Lily James stars in the lead role as Whitney Wolfe Heard, who, at only age 22, had ambitions to be a very wealthy entrepreneur in charge of her own financial destiny – the perfect workaround from working for other people. Whitney runs into several other entrepreneurs and lands a job at a new startup, attempting to create a dating app for a smartphone. Mainly through Whitney’s great and innovative ideas, the new dating app “Tinder” was created.

Whitney mistakenly has an affair with a new hire who is her boss, and when she breaks up with him, an avalanche of injustice follows. Despite Whitney’s proof of non-stop texting abuse on her phone, she is the one who has to leave the company, even though she is the one who created all of the best ideas for Tinder, including the name of the app. What follows seems like it was the fictional ideas of a screenwriter even though this is a true life story. After a long struggle and legal battles, Whitney started her own company with the help of a wealthy investor and was a self made billionaire in February 2021, when the company went public. Real life stories like this one can inspire anyone who has been through a bad job, or a massive injustice at work.

The Rotten Tomatoes critics giving this good movie a 37% rating are way off, with my rating a solid 85% and a recommendation for a great true-life story about struggle and triumph.

Movie Review: Highest 2 Lowest


The new movie “Highest 2 Lowest” is the latest Spike Lee-directed movie. His last film was five years ago, “Da 5 Bloods”, released in 2020 on Netflix. This is the 5th collaboration between Spike Lee and Denzel Washington who stars in this film as a music mogul in New York City named David King, who is a major risk taker and has built a music empire that is either doing well or about to collapse from bankruptcy.

There are several speeches in this film about risk, success, and failure that are very well written, all ultimately about what is most important in life: how hard it is to succeed, and how easy it can be to lose everything are some of the best parts of this story.

There is a huge deal that David King is trying to make with this company that surprisingly turns into a kidnapping of David’s son, Trey, played by Aubrey Joseph, and a mistake by the kidnappers that adds many story twists and impossible decisions, making this movie a standout kidnapping story.

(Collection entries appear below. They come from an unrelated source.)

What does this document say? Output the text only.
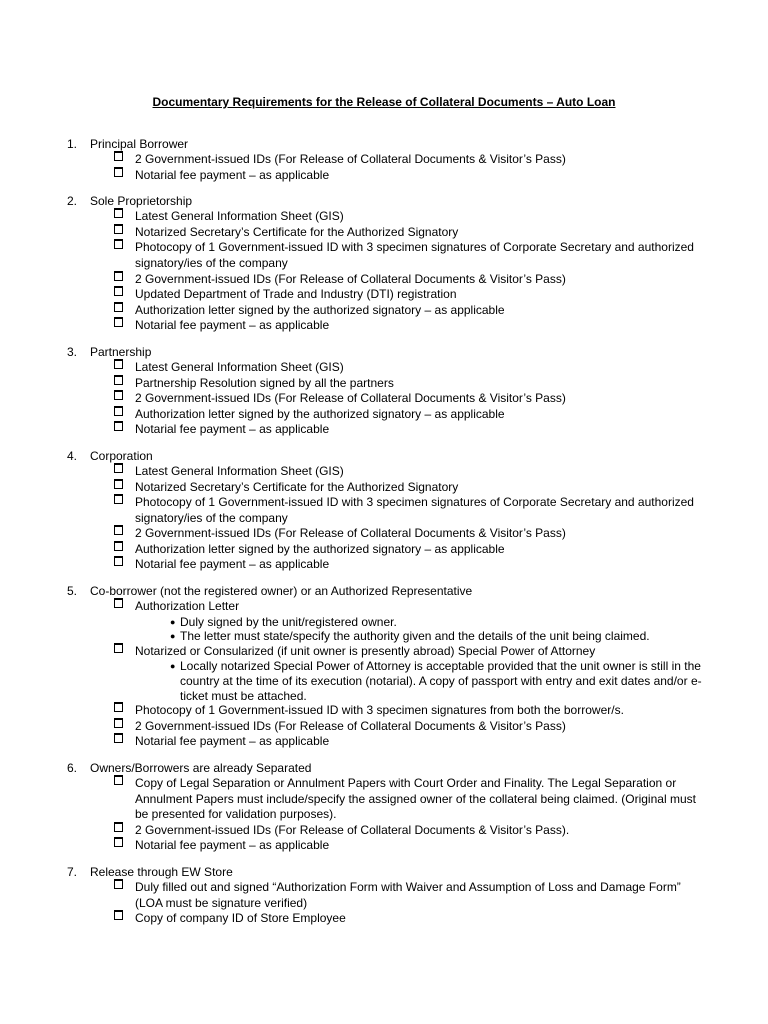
Documentary Requirements for the Release of Collateral Documents – Auto Loan
1.	Principal Borrower
2 Government-issued IDs (For Release of Collateral Documents & Visitor’s Pass)
Notarial fee payment – as applicable
2.	Sole Proprietorship
Latest General Information Sheet (GIS)
Notarized Secretary’s Certificate for the Authorized Signatory
Photocopy of 1 Government-issued ID with 3 specimen signatures of Corporate Secretary and authorized signatory/ies of the company
2 Government-issued IDs (For Release of Collateral Documents & Visitor’s Pass)
Updated Department of Trade and Industry (DTI) registration
Authorization letter signed by the authorized signatory – as applicable
Notarial fee payment – as applicable
3.	Partnership
Latest General Information Sheet (GIS)
Partnership Resolution signed by all the partners
2 Government-issued IDs (For Release of Collateral Documents & Visitor’s Pass)
Authorization letter signed by the authorized signatory – as applicable
Notarial fee payment – as applicable
4.	Corporation
Latest General Information Sheet (GIS)
Notarized Secretary’s Certificate for the Authorized Signatory
Photocopy of 1 Government-issued ID with 3 specimen signatures of Corporate Secretary and authorized signatory/ies of the company
2 Government-issued IDs (For Release of Collateral Documents & Visitor’s Pass)
Authorization letter signed by the authorized signatory – as applicable
Notarial fee payment – as applicable
5.	Co-borrower (not the registered owner) or an Authorized Representative
Authorization Letter
● Duly signed by the unit/registered owner.
● The letter must state/specify the authority given and the details of the unit being claimed.
Notarized or Consularized (if unit owner is presently abroad) Special Power of Attorney
● Locally notarized Special Power of Attorney is acceptable provided that the unit owner is still in the country at the time of its execution (notarial). A copy of passport with entry and exit dates and/or e-ticket must be attached.
Photocopy of 1 Government-issued ID with 3 specimen signatures from both the borrower/s.
2 Government-issued IDs (For Release of Collateral Documents & Visitor’s Pass)
Notarial fee payment – as applicable
6.	Owners/Borrowers are already Separated
Copy of Legal Separation or Annulment Papers with Court Order and Finality. The Legal Separation or Annulment Papers must include/specify the assigned owner of the collateral being claimed. (Original must be presented for validation purposes).
2 Government-issued IDs (For Release of Collateral Documents & Visitor’s Pass).
Notarial fee payment – as applicable
7.	Release through EW Store
Duly filled out and signed “Authorization Form with Waiver and Assumption of Loss and Damage Form” (LOA must be signature verified)
Copy of company ID of Store Employee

The acting is outstanding, including David King’s best friend, Paul Christopher, played by Jeffrey Wright, and his wife, Pam King, played by Ilfenesh Hadera. Former NBA player Rick Fox plays himself as a high school basketball coach, and there are several references to his time in the NBA and especially the great playoff matchups with the Boston Celtics.

The twists towards the end of this story and the ending are very well done and never predictable, with my only negative comment involving the too-long music montage fillers at certain parts of this film.

The rap star A$AP Rocky is great in his role as Yung Felon, with some of his arguments and speeches with Denzel Washington at the end of this movie performed very impressively. The singer Sunni Valentine plays an aspiring singer Julie Tucker, with her only appearance at the end of this film, with a great performance of her song “Highest to Lowest”, trying to convince David King to sign her to a music contract.

The Rotten Tomatoes consensus of 90% is correct this time. I agree with this rating and highly recommend this film.